Je suis installé dans la capitale de toutes les Espagnes depuis samedi, et je m’y trouve très bien en vérité. Les bains de soleil que je prends journellement me font un bien infini, tandis que l’accueil qui m’est fait dans les bibliothèques et les dépôts d’archives m’encourage à travailler.

Dimanche, j’ai vu une véritable course de taureaux ; et je dois reconnaître que le spectacle dont on jouit en entrant dans l’arène est quelque chose de splendide. Le nouveau roi[1] et son épouse y étaient. Ils ont été froidement accueillis, et, d’après ce qu’on m’assure, avant peu ils seront obligés de retourner en Italie, pour faire place au duc de Montpensier « Cosas de España ! »

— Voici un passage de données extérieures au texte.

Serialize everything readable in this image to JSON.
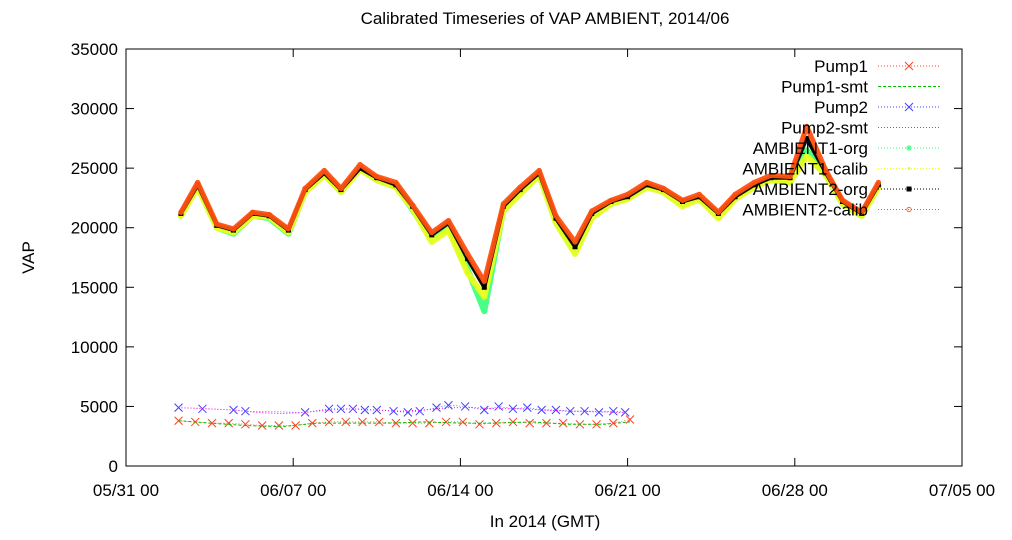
{
  "chart_data": {
    "type": "line",
    "title": "Calibrated Timeseries of VAP AMBIENT, 2014/06",
    "xlabel": "In 2014 (GMT)",
    "ylabel": "VAP",
    "x_start": "2014-05-31 00:00",
    "x_end": "2014-07-05 00:00",
    "x_range_days": [
      0,
      35
    ],
    "ylim": [
      0,
      35000
    ],
    "x_ticks": [
      {
        "label": "05/31 00",
        "day": 0
      },
      {
        "label": "06/07 00",
        "day": 7
      },
      {
        "label": "06/14 00",
        "day": 14
      },
      {
        "label": "06/21 00",
        "day": 21
      },
      {
        "label": "06/28 00",
        "day": 28
      },
      {
        "label": "07/05 00",
        "day": 35
      }
    ],
    "y_ticks": [
      0,
      5000,
      10000,
      15000,
      20000,
      25000,
      30000,
      35000
    ],
    "y_tick_labels": [
      "0",
      "5000",
      "10000",
      "15000",
      "20000",
      "25000",
      "30000",
      "35000"
    ],
    "grid": false,
    "legend_position": "top-right",
    "series": [
      {
        "name": "Pump1",
        "color": "#ff4020",
        "marker": "x",
        "style": "points",
        "x": [
          2.2,
          2.9,
          3.6,
          4.3,
          5.0,
          5.7,
          6.4,
          7.1,
          7.8,
          8.5,
          9.2,
          9.9,
          10.6,
          11.3,
          12.0,
          12.7,
          13.4,
          14.1,
          14.8,
          15.5,
          16.2,
          16.9,
          17.6,
          18.3,
          19.0,
          19.7,
          20.4,
          21.1
        ],
        "y": [
          3800,
          3700,
          3600,
          3600,
          3500,
          3400,
          3400,
          3400,
          3600,
          3700,
          3700,
          3700,
          3700,
          3600,
          3600,
          3600,
          3700,
          3700,
          3500,
          3600,
          3700,
          3600,
          3600,
          3600,
          3500,
          3500,
          3600,
          3900
        ]
      },
      {
        "name": "Pump1-smt",
        "color": "#00c000",
        "marker": "none",
        "style": "dashed",
        "x": [
          2.2,
          3.5,
          5.0,
          6.5,
          8.0,
          9.5,
          11.0,
          12.5,
          14.0,
          15.5,
          17.0,
          18.5,
          20.0,
          21.1
        ],
        "y": [
          3800,
          3600,
          3400,
          3300,
          3600,
          3600,
          3600,
          3700,
          3600,
          3600,
          3700,
          3500,
          3500,
          3700
        ]
      },
      {
        "name": "Pump2",
        "color": "#4040ff",
        "marker": "x",
        "style": "points",
        "x": [
          2.2,
          3.2,
          4.5,
          5.0,
          7.5,
          8.5,
          9.0,
          9.5,
          10.0,
          10.5,
          11.2,
          11.8,
          12.3,
          13.0,
          13.5,
          14.2,
          15.0,
          15.6,
          16.2,
          16.8,
          17.4,
          18.0,
          18.6,
          19.2,
          19.8,
          20.4,
          20.9
        ],
        "y": [
          4900,
          4800,
          4700,
          4600,
          4500,
          4800,
          4800,
          4800,
          4700,
          4700,
          4600,
          4500,
          4600,
          4900,
          5100,
          5000,
          4700,
          5000,
          4800,
          4900,
          4700,
          4700,
          4600,
          4600,
          4500,
          4600,
          4500
        ]
      },
      {
        "name": "Pump2-smt",
        "color": "#ff00ff",
        "marker": "none",
        "style": "dotted",
        "x": [
          2.2,
          3.5,
          4.5,
          5.5,
          6.5,
          7.5,
          8.5,
          9.5,
          10.5,
          11.5,
          12.5,
          13.5,
          14.5,
          15.5,
          16.5,
          17.5,
          18.5,
          19.5,
          20.5,
          21.0
        ],
        "y": [
          4900,
          4800,
          4700,
          4500,
          4400,
          4500,
          4700,
          4800,
          4700,
          4600,
          4700,
          4900,
          4900,
          4800,
          4800,
          4700,
          4600,
          4600,
          4500,
          4500
        ]
      },
      {
        "name": "AMBIENT1-org",
        "color": "#40ff80",
        "marker": "star",
        "style": "points",
        "x": [
          2.3,
          3.0,
          3.8,
          4.5,
          5.3,
          6.0,
          6.8,
          7.5,
          8.3,
          9.0,
          9.8,
          10.5,
          11.3,
          12.0,
          12.8,
          13.5,
          14.3,
          15.0,
          15.8,
          16.5,
          17.3,
          18.0,
          18.8,
          19.5,
          20.3,
          21.0,
          21.8,
          22.5,
          23.3,
          24.0,
          24.8,
          25.5,
          26.3,
          27.0,
          27.8,
          28.5,
          29.3,
          30.0,
          30.8,
          31.5
        ],
        "y": [
          21000,
          23500,
          20000,
          19500,
          21000,
          20800,
          19500,
          23000,
          24500,
          23000,
          25000,
          24000,
          23500,
          21500,
          19000,
          20000,
          16500,
          13000,
          21500,
          23000,
          24500,
          20500,
          18000,
          21000,
          22000,
          22500,
          23500,
          23000,
          22000,
          22500,
          21000,
          22500,
          23500,
          24000,
          24000,
          26500,
          24500,
          22000,
          21000,
          23500
        ]
      },
      {
        "name": "AMBIENT1-calib",
        "color": "#e8ff20",
        "marker": "dot",
        "style": "points",
        "x": [
          2.3,
          3.0,
          3.8,
          4.5,
          5.3,
          6.0,
          6.8,
          7.5,
          8.3,
          9.0,
          9.8,
          10.5,
          11.3,
          12.0,
          12.8,
          13.5,
          14.3,
          15.0,
          15.8,
          16.5,
          17.3,
          18.0,
          18.8,
          19.5,
          20.3,
          21.0,
          21.8,
          22.5,
          23.3,
          24.0,
          24.8,
          25.5,
          26.3,
          27.0,
          27.8,
          28.5,
          29.3,
          30.0,
          30.8,
          31.5
        ],
        "y": [
          21000,
          23400,
          20000,
          19600,
          21000,
          20900,
          19600,
          23000,
          24400,
          23000,
          24900,
          24000,
          23400,
          21600,
          18800,
          19800,
          16200,
          14200,
          21400,
          22800,
          24400,
          20400,
          17800,
          20800,
          22000,
          22400,
          23400,
          23000,
          21800,
          22400,
          20800,
          22400,
          23400,
          24000,
          23800,
          26000,
          24400,
          22000,
          21000,
          23400
        ]
      },
      {
        "name": "AMBIENT2-org",
        "color": "#000000",
        "marker": "square",
        "style": "points",
        "x": [
          2.3,
          3.0,
          3.8,
          4.5,
          5.3,
          6.0,
          6.8,
          7.5,
          8.3,
          9.0,
          9.8,
          10.5,
          11.3,
          12.0,
          12.8,
          13.5,
          14.3,
          15.0,
          15.8,
          16.5,
          17.3,
          18.0,
          18.8,
          19.5,
          20.3,
          21.0,
          21.8,
          22.5,
          23.3,
          24.0,
          24.8,
          25.5,
          26.3,
          27.0,
          27.8,
          28.5,
          29.3,
          30.0,
          30.8,
          31.5
        ],
        "y": [
          21200,
          23600,
          20200,
          19800,
          21200,
          21000,
          19800,
          23200,
          24600,
          23200,
          25000,
          24200,
          23600,
          21800,
          19400,
          20400,
          17400,
          15000,
          21800,
          23200,
          24600,
          20800,
          18400,
          21200,
          22200,
          22600,
          23600,
          23200,
          22200,
          22600,
          21200,
          22600,
          23600,
          24200,
          24200,
          27500,
          24600,
          22200,
          21200,
          23600
        ]
      },
      {
        "name": "AMBIENT2-calib",
        "color": "#ff5010",
        "marker": "circle",
        "style": "points",
        "x": [
          2.3,
          3.0,
          3.8,
          4.5,
          5.3,
          6.0,
          6.8,
          7.5,
          8.3,
          9.0,
          9.8,
          10.5,
          11.3,
          12.0,
          12.8,
          13.5,
          14.3,
          15.0,
          15.8,
          16.5,
          17.3,
          18.0,
          18.8,
          19.5,
          20.3,
          21.0,
          21.8,
          22.5,
          23.3,
          24.0,
          24.8,
          25.5,
          26.3,
          27.0,
          27.8,
          28.5,
          29.3,
          30.0,
          30.8,
          31.5
        ],
        "y": [
          21300,
          23800,
          20300,
          19900,
          21300,
          21100,
          19900,
          23300,
          24800,
          23300,
          25300,
          24300,
          23800,
          21900,
          19600,
          20600,
          17800,
          15500,
          22000,
          23400,
          24800,
          21000,
          18800,
          21400,
          22300,
          22800,
          23800,
          23300,
          22300,
          22800,
          21300,
          22800,
          23800,
          24400,
          24300,
          28500,
          24800,
          22300,
          21300,
          23800
        ]
      }
    ]
  }
}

Je n’ai pas encore vu une seule jolie femme, bien que rencontrant à chaque pas des señoras et des señoritas, coiffées de la mantille et jouant de l’éventail. Aussi n’ai-je pas perdu mon cœur jusqu’ici. Peut-être aurai-je plus de chance à Séville, le pays des Andalouses ! Je pars pour Cordoue vendredi prochain, dans la nuit, et serai à Séville lundi, pour n’en repartir que lorsque Paris sera revenu à l’état normal. On me prédit sur les bords du Guadalquivir une chaleur plus que tropicale, mais cela m’est égal : je suis ferré à glace !

Dans une lettre que je viens de recevoir de M. A. de La Tour, je trouve ces mots : « Demandez à madame Sand si jamais elle a reçu un travail de moi sur la vallée de Batuecas, inséré dans la Revue britannique, adressé sous forme de lettre à l’illustre écrivain, et dont

  1. Amédée, fils de Victor Emmanuel.